Viramos exércitos a se moverem fortuitamente por entre os escombros de nossas próprias ruínas: tudo se transformou numa questão de avançar e recuar, tatear por terrenos minados ou não. Não que eu defenda um comportamento bestial, primitivo. Mas o cerceamento e as montanhas de teorias invalidam qualquer motivação que ainda se tenha para, simplesmente, querer fazer sexo com alguém.
Ao ler isso que acabei de escrever, pareço algo amargo. Vou colocar de forma mais amena. O sexo é consequência natural: me sinto atraído por alguém, paquero, olho, emito sinais, faço todas as performances (naturais ou estudadas, não importa) que mostre claramente ao(à) parceiro(a) o que quero. Desprezadas as eventuais convenções - não na primeira vez, na minha casa ou na sua, o que você pensará de mim amanhã -, é só isso. Ou deveria ser. Dois seres humanos cujos corpos se encontram.
Ah! Claro que há o componente do sentimento. Eu já disse antes que é necessário um equilíbrio entre o hedonismo e o que me vai no coração. Não é porque o corpo quer que cérebro e coração devem ser deixados de lado (e, por vezes, o são, sim!). Sexo bom é quando acontece a tal da 'química', seja lá se forem feromônios, a cor dos olhos, o cheiro (aka perfume), um gosto de tabaco, uma boca. Não interessa.

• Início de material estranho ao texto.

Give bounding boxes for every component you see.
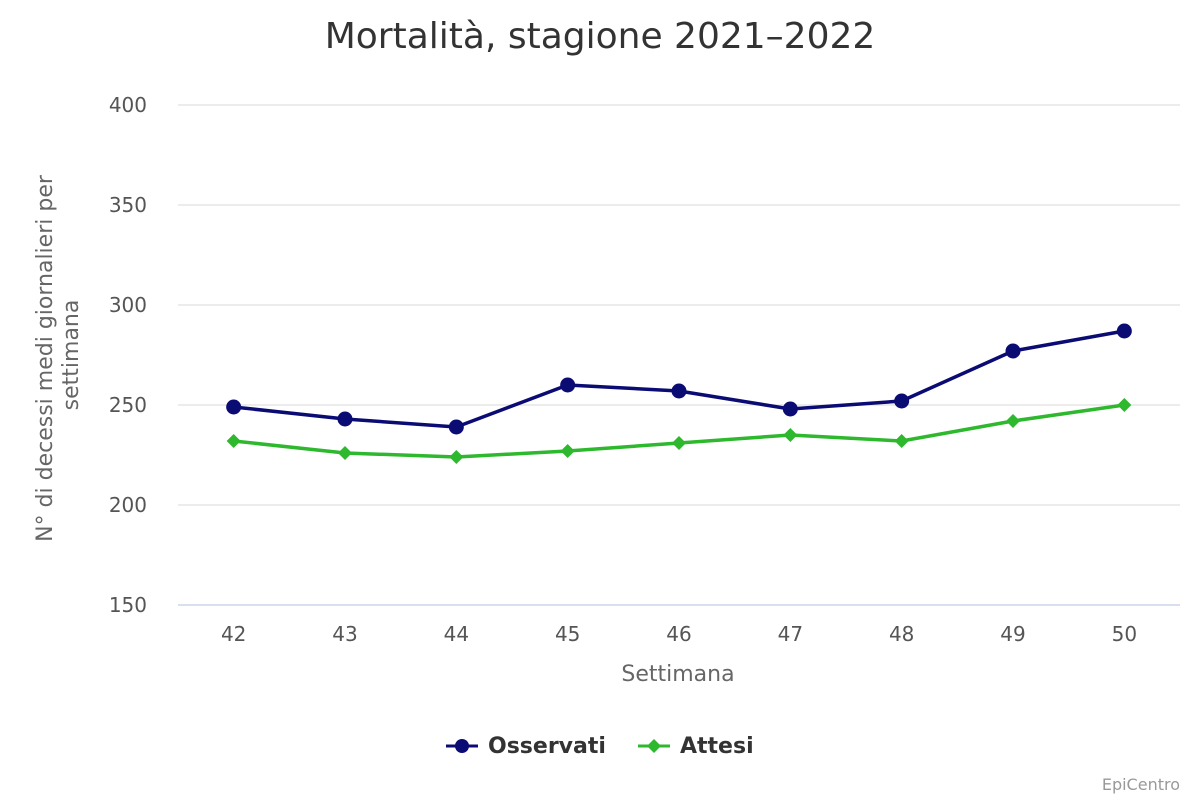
x-tick-label-45: 45 bbox=[555, 622, 580, 646]
x-tick-label-43: 43 bbox=[332, 622, 357, 646]
data-point-osservati-44[interactable] bbox=[448, 419, 464, 435]
x-tick-label-49: 49 bbox=[1000, 622, 1025, 646]
x-tick-label-48: 48 bbox=[889, 622, 914, 646]
data-point-attesi-47[interactable] bbox=[783, 428, 798, 442]
y-axis-tick-labels: 150 200 250 300 350 400 bbox=[109, 93, 147, 617]
y-tick-label-350: 350 bbox=[109, 193, 147, 217]
y-axis-title-line-1: N° di decessi medi giornalieri per bbox=[33, 174, 58, 542]
legend-item-attesi[interactable]: Attesi bbox=[638, 734, 754, 759]
data-point-osservati-49[interactable] bbox=[1005, 343, 1021, 359]
y-tick-label-250: 250 bbox=[109, 393, 147, 417]
y-tick-label-300: 300 bbox=[109, 293, 147, 317]
data-point-attesi-46[interactable] bbox=[672, 436, 686, 450]
x-tick-label-47: 47 bbox=[778, 622, 803, 646]
x-tick-label-42: 42 bbox=[221, 622, 246, 646]
data-point-attesi-49[interactable] bbox=[1006, 414, 1020, 428]
data-series bbox=[226, 323, 1132, 464]
data-point-attesi-42[interactable] bbox=[226, 434, 241, 448]
data-point-attesi-43[interactable] bbox=[338, 446, 352, 460]
series-line-osservati bbox=[231, 329, 1127, 429]
y-axis-title-line-2: settimana bbox=[59, 300, 84, 411]
legend[interactable]: Osservati Attesi bbox=[446, 734, 754, 759]
data-point-osservati-42[interactable] bbox=[226, 399, 242, 415]
data-point-attesi-45[interactable] bbox=[560, 444, 575, 458]
data-point-osservati-43[interactable] bbox=[337, 411, 353, 427]
x-axis-title: Settimana bbox=[621, 662, 734, 687]
series-osservati bbox=[226, 323, 1132, 435]
y-axis-title: N° di decessi medi giornalieri per setti… bbox=[33, 168, 84, 542]
data-point-osservati-48[interactable] bbox=[894, 393, 910, 409]
data-point-osservati-46[interactable] bbox=[671, 383, 687, 399]
legend-item-osservati[interactable]: Osservati bbox=[446, 734, 606, 759]
legend-attesi-label: Attesi bbox=[680, 734, 754, 759]
credit-link[interactable]: EpiCentro bbox=[1102, 775, 1180, 794]
x-tick-label-50: 50 bbox=[1112, 622, 1137, 646]
y-tick-label-200: 200 bbox=[109, 493, 147, 517]
data-point-attesi-48[interactable] bbox=[894, 434, 909, 448]
y-tick-label-400: 400 bbox=[109, 93, 147, 117]
legend-attesi-marker-icon bbox=[647, 739, 661, 753]
y-tick-label-150: 150 bbox=[109, 593, 147, 617]
legend-osservati-label: Osservati bbox=[488, 734, 606, 759]
series-attesi bbox=[226, 398, 1132, 464]
legend-osservati-marker-icon bbox=[455, 739, 469, 753]
chart-title: Mortalità, stagione 2021–2022 bbox=[325, 16, 876, 57]
gridlines bbox=[178, 104, 1180, 606]
x-axis-tick-labels: 42 43 44 45 46 47 48 49 50 bbox=[221, 622, 1137, 646]
data-point-osservati-45[interactable] bbox=[560, 377, 576, 393]
data-point-attesi-50[interactable] bbox=[1117, 398, 1132, 412]
data-point-attesi-44[interactable] bbox=[449, 450, 464, 464]
data-point-osservati-47[interactable] bbox=[782, 401, 798, 417]
x-tick-label-46: 46 bbox=[666, 622, 691, 646]
x-tick-label-44: 44 bbox=[444, 622, 469, 646]
data-point-osservati-50[interactable] bbox=[1116, 323, 1132, 339]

Existe, nesse momento em que ocorre, um detalhe qualquer que fará a diferença. Como se administra para que isso se suceda e transforme o fortuito encontro sexual em algo mais duradouro é o pulo do gato. Não há receita.
Ainda esses dias assisti a um episódio do seriado 'Brothers & Sisters' no qual o casal gay da trama tentava agendar um dia e hora para fazer sexo. Acho isso horrível. É como colocar o ato ao lado, repito, de uma ida ao médico. Transformá-lo em mais uma das atividades obrigatórias dos nossos extensos dias comerciais.

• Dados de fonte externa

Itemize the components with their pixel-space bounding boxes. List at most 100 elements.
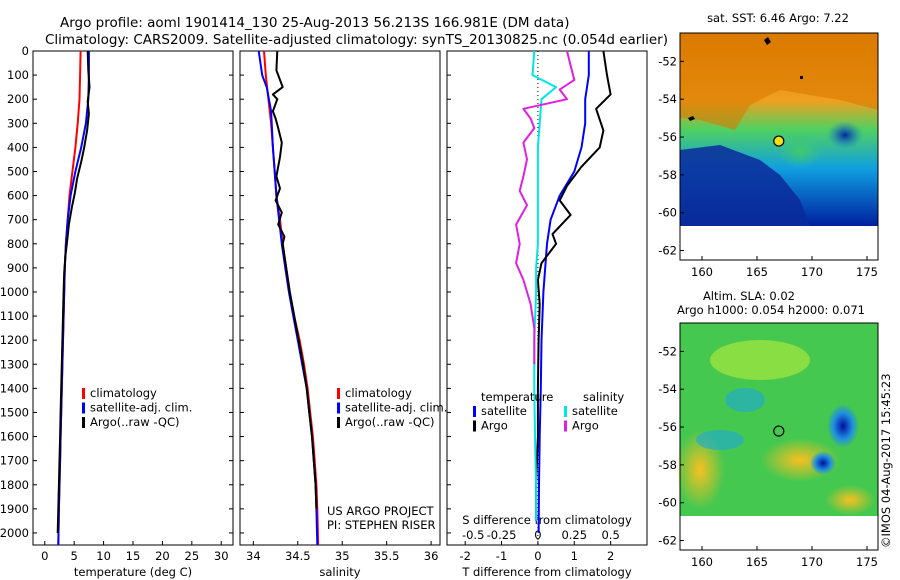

Esse dia do sexo citado no início do post, de fato, consolida essa visão de que é preciso demarcar o assunto. Quando, de fato, de verdade mesmo, deveríamos fazê-lo de forma mais simples, e não discutir o tema. E, quer saber, melhor sair do computador mesmo. Não para 'tirar o atraso', que acho a expressão grosseira. Mas para ter uma atitude mais franca e menos obtusa ante ao sexo. Fazer sexo faz bem. Só isso.
(O Dia do Sexo, efetivamente, não existe. Foi inventado no ano passado como resultado de uma ação de marketing entre uma agência de publicidade digital e uma fabricante de preservativos, com direito a uma festa, a Dia do Sexo Celebration. A blogosfera, que gosta de novidades, comprou a ideia e deu início a uma campanha - tornar o Dia do Sexo uma data oficial no calendário brasileiro. O esforço consiste em colher 100 mil assinaturas e encaminhar o pedido ao Ministério da Saúde. Coisa típica de brasileiro, que só pensa nisso... E eu também.)